Un marché plus fragmenté, mais pas moins dominé

La montée en puissance des ASIC ne signifie pas que NVIDIA perd sa position du jour au lendemain. Sa force en logiciels, CUDA, bibliothèques, systèmes intégrés, réseaux, racks IA et relations clients reste considérable. Le GPU reste adapté à la recherche, aux charges évolutives et aux déploiements où la flexibilité prime sur l’efficacité pure.

Ce qui pourrait changer, c’est la composition de la croissance. Si l’entraînement de modèles de pointe reste concentré sur les GPU, mais que l’inférence à grande échelle migre partiellement vers des ASIC, le marché sera plus fragmenté : puces propres, designs semi-personnalisés et collaborations accrues entre hyperscalaires, fabricants d’ASIC, fondeurs et fournisseurs d’empaquetage.

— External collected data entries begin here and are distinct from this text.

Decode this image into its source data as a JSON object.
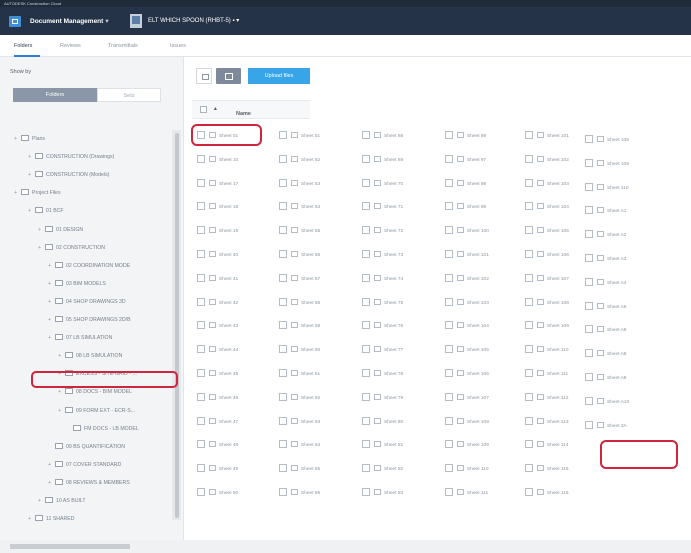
{
  "topbar": {
    "text": "AUTODESK Construction Cloud"
  },
  "header": {
    "app_title": "Document Management",
    "project_name": "ELT WHICH SPOON (RHBT-5)"
  },
  "tabs": [
    "Folders",
    "Reviews",
    "Transmittals",
    "Issues"
  ],
  "sidebar": {
    "show_by_label": "Show by",
    "segments": [
      "Folders",
      "Sets"
    ],
    "tree": [
      "Plans",
      "CONSTRUCTION (Drawings)",
      "CONSTRUCTION (Models)",
      "Project Files",
      "01 BCF",
      "01 DESIGN",
      "02 CONSTRUCTION",
      "02 COORDINATION MODE",
      "03 BIM MODELS",
      "04 SHOP DRAWINGS 3D",
      "05 SHOP DRAWINGS 2D/B",
      "07 LB SIMULATION",
      "08 LB SIMULATION",
      "EXCESS - SITE-GRID - ...",
      "08 DOCS - BIM MODEL",
      "09 FORM EXT - ECR-S...",
      "FM DOCS - LB MODEL",
      "09 BS QUANTIFICATION",
      "07 COVER STANDARD",
      "08 REVIEWS & MEMBERS",
      "10 AS BUILT",
      "11 SHARED"
    ]
  },
  "toolbar": {
    "upload_label": "Upload files"
  },
  "file_list": {
    "header": "Name",
    "columns": [
      [
        "Sheet 01",
        "Sheet 10",
        "Sheet 17",
        "Sheet 18",
        "Sheet 19",
        "Sheet 40",
        "Sheet 41",
        "Sheet 42",
        "Sheet 43",
        "Sheet 44",
        "Sheet 45",
        "Sheet 46",
        "Sheet 47",
        "Sheet 48",
        "Sheet 49",
        "Sheet 50"
      ],
      [
        "Sheet 51",
        "Sheet 52",
        "Sheet 53",
        "Sheet 54",
        "Sheet 55",
        "Sheet 56",
        "Sheet 57",
        "Sheet 58",
        "Sheet 59",
        "Sheet 60",
        "Sheet 61",
        "Sheet 62",
        "Sheet 63",
        "Sheet 64",
        "Sheet 65",
        "Sheet 66"
      ],
      [
        "Sheet 68",
        "Sheet 69",
        "Sheet 70",
        "Sheet 71",
        "Sheet 72",
        "Sheet 73",
        "Sheet 74",
        "Sheet 75",
        "Sheet 76",
        "Sheet 77",
        "Sheet 78",
        "Sheet 79",
        "Sheet 80",
        "Sheet 81",
        "Sheet 82",
        "Sheet 83"
      ],
      [
        "Sheet 89",
        "Sheet 97",
        "Sheet 98",
        "Sheet 99",
        "Sheet 100",
        "Sheet 101",
        "Sheet 102",
        "Sheet 103",
        "Sheet 104",
        "Sheet 105",
        "Sheet 106",
        "Sheet 107",
        "Sheet 108",
        "Sheet 109",
        "Sheet 110",
        "Sheet 111"
      ],
      [
        "Sheet 101",
        "Sheet 102",
        "Sheet 103",
        "Sheet 104",
        "Sheet 105",
        "Sheet 106",
        "Sheet 107",
        "Sheet 108",
        "Sheet 109",
        "Sheet 110",
        "Sheet 111",
        "Sheet 112",
        "Sheet 113",
        "Sheet 114",
        "Sheet 115",
        "Sheet 116"
      ],
      [
        "Sheet 108",
        "Sheet 109",
        "Sheet 110",
        "Sheet A1",
        "Sheet A2",
        "Sheet A3",
        "Sheet A4",
        "Sheet A5",
        "Sheet A6",
        "Sheet A8",
        "Sheet A9",
        "Sheet A10",
        "Sheet 3A"
      ]
    ]
  }
}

C’est ce qu’illustre d’ailleurs la stratégie d’NVIDIA avec ses usines d’IA, qui cherche à rester incontournable même dans un monde plus fragmenté.

GUC, autre acteur taïwanais, défend une thèse similaire : quand l’IA passe de l’entraînement aux applications finales, les ASIC offrent une efficacité par watt bien supérieure aux GPU généralistes. MediaTek a revu à la hausse ses prévisions pour ses revenus liés à l’IA ASIC, doublant son estimation, de 1 milliard à 2 milliards de dollars cette année selon TrendForce.

Le marché de l’IA ne basculera pas simplement de GPU à ASIC comme on change d’interrupteur. La coexistence sera longue. Les GPU continueront à dominer beaucoup de charges, tandis que les ASIC occuperont le terrain où le volume justifie la conception propre. Pour les hyperscalaires, cette combinaison leur donnera plus de contrôle sur les coûts. Pour des fournisseurs comme Alchip, c’est l’opportunité de s’imposer dans l’infrastructure invisible de l’IA.

Questions fréquentes

Qu’est-ce qu’un ASIC IA ?

Un circuit conçu sur mesure pour exécuter des charges spécifiques d’intelligence artificielle, comme l’entraînement ou l’inférence, avec une efficacité supérieure à celle d’un processeur généraliste sur ce cas précis.

Les ASIC remplaceront-ils les GPU ?

Pas immédiatement. La coexistence est la tendance la plus probable. Les GPU conserveront leur importance pour leur flexibilité et leur écosystème, tandis que les ASIC gagneront du terrain pour les charges répétitives à grande échelle.

Pourquoi les hyperscalaires investissent-ils dans les ASIC ?

Pour réduire leur dépendance aux fournisseurs externes, améliorer le ratio performance/watt, maîtriser les coûts et adapter le silicium à leurs modèles et centres de données.

Quel rôle joue Alchip dans ce marché ?

Alchip propose des services de conception, d’empaquetage avancé et de gestion de production pour les entreprises qui développent des ASIC complexes pour l’IA, le HPC et les centres de données.